Ahlul Bayt News Agency – The Bangladeshi police has arrested three people in connection with the bomb blasts here targeting Shia community that claimed the life of a 12-year-old boy in an attack claimed by ISIS.

“Three men were detained after the blasts and were handed over to the detective branch for questioning,” Dhaka police’s assistant deputy commissioner Sanjib Kumar Roy told reporters. Police filed a case over the bomb explosions under the tough Anti Terrorism Act, accusing unidentified miscreants.

The Bangladesh police arrested a string of Opposition officials on Sunday, a day after the bombing of the country’s main Shia shrine killed one person and left nearly 80 wounded.

ISIS claimed responsibility for the rare attack on the Shia community in the capital which occurred as thousands gathered for the annual Ashura procession.

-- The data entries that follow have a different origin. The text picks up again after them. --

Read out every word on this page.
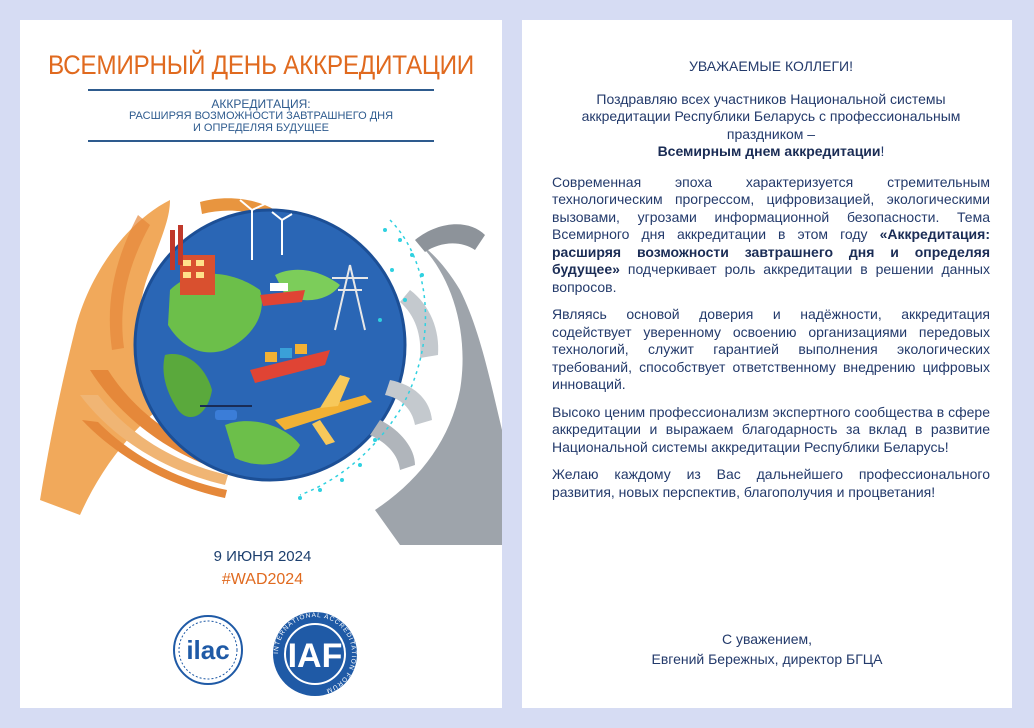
ВСЕМИРНЫЙ ДЕНЬ АККРЕДИТАЦИИ
АККРЕДИТАЦИЯ:
РАСШИРЯЯ ВОЗМОЖНОСТИ ЗАВТРАШНЕГО ДНЯ
И ОПРЕДЕЛЯЯ БУДУЩЕЕ
9 ИЮНЯ 2024
#WAD2024
ilac IAF
INTERNATIONAL ACCREDITATION FORUM

УВАЖАЕМЫЕ КОЛЛЕГИ!

Поздравляю всех участников Национальной системы аккредитации Республики Беларусь с профессиональным праздником –
Всемирным днем аккредитации!

Современная эпоха характеризуется стремительным технологическим прогрессом, цифровизацией, экологическими вызовами, угрозами информационной безопасности. Тема Всемирного дня аккредитации в этом году «Аккредитация: расширяя возможности завтрашнего дня и определяя будущее» подчеркивает роль аккредитации в решении данных вопросов.

Являясь основой доверия и надёжности, аккредитация содействует уверенному освоению организациями передовых технологий, служит гарантией выполнения экологических требований, способствует ответственному внедрению цифровых инноваций.

Высоко ценим профессионализм экспертного сообщества в сфере аккредитации и выражаем благодарность за вклад в развитие Национальной системы аккредитации Республики Беларусь!

Желаю каждому из Вас дальнейшего профессионального развития, новых перспектив, благополучия и процветания!

С уважением,
Евгений Бережных, директор БГЦА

But home minister Asaduzzaman Khan Kamal denied the jihadist group was behind Saturday’s blast, which came just weeks after an Italian aid worker and a Japanese farmer were shot dead — attacks also claimed by ISIS.

“We want to say it clearly that ISIS does not exist in Bangladesh,” the minister told reporters. “We have not found any basis or anything concrete regarding the (ISIS) claim.”

Prime Minister Sheikh Hasina has blamed the Opposition Bangladesh Nationalist Party (BNP) and its main Islamist ally Jamaat-e-Islami for the foreigners’ murders.

The police said they detained overnight a former BNP lawmaker in Dhaka and several senior officials from both parties, adding that this was related to previous unrest and unconnected to Saturday’s blast. “He (the BNP lawmaker) was arrested under the country’s anti-terrorism laws,” inspector M. Kamruzzaman said.

A BNP spokesman accused the police of using the blast and foreigners’ murders as an excuse to launch a fresh opposition crackdown.

“It is unfortunate that they’re using these attacks as a pretext to crack down on the Opposition,” BNP spokesman Asaduzzaman Ripon said, adding that over a hundred Opposition activists have been arrested in recent weeks.

Mr Kamal said the culprits planned such an attack under a well drawn up design coinciding with the Shia Muslim mourning festival of Ashura so that the incident could be attributed to the ultra Sunni ISIS.

“For now, I would also like to tell you briefly that all the three incidents, the murder of the two foreign nationals and the blasts at the Husseini Dalan, are interlinked… The same group of people masterminded the attack to create instability and discredit our (ruling Awami League) government,” the Mr Kamal said. The police said three bombs were hurled at the procession joined by more than 20,000 people at around 1:30 am at Huseni Dalan, an important 17th century centre of learning for the Shia community.

They said it was believed to be the first attack on the Shias in the Sunni-dominated Bangladesh, which has witnessed an increase in violence in 2015 claimed by the ISIS.

Hours after the attack, the US-based Site Intelligence Group that monitors militant threats reported that the ISIS claimed the responsibility for the bombing on the Shia shrine.

The attack came hours after a suicide bombing at a Shia Muslim mosque in Pakistan’s Baluchistan province killed at least 12 people.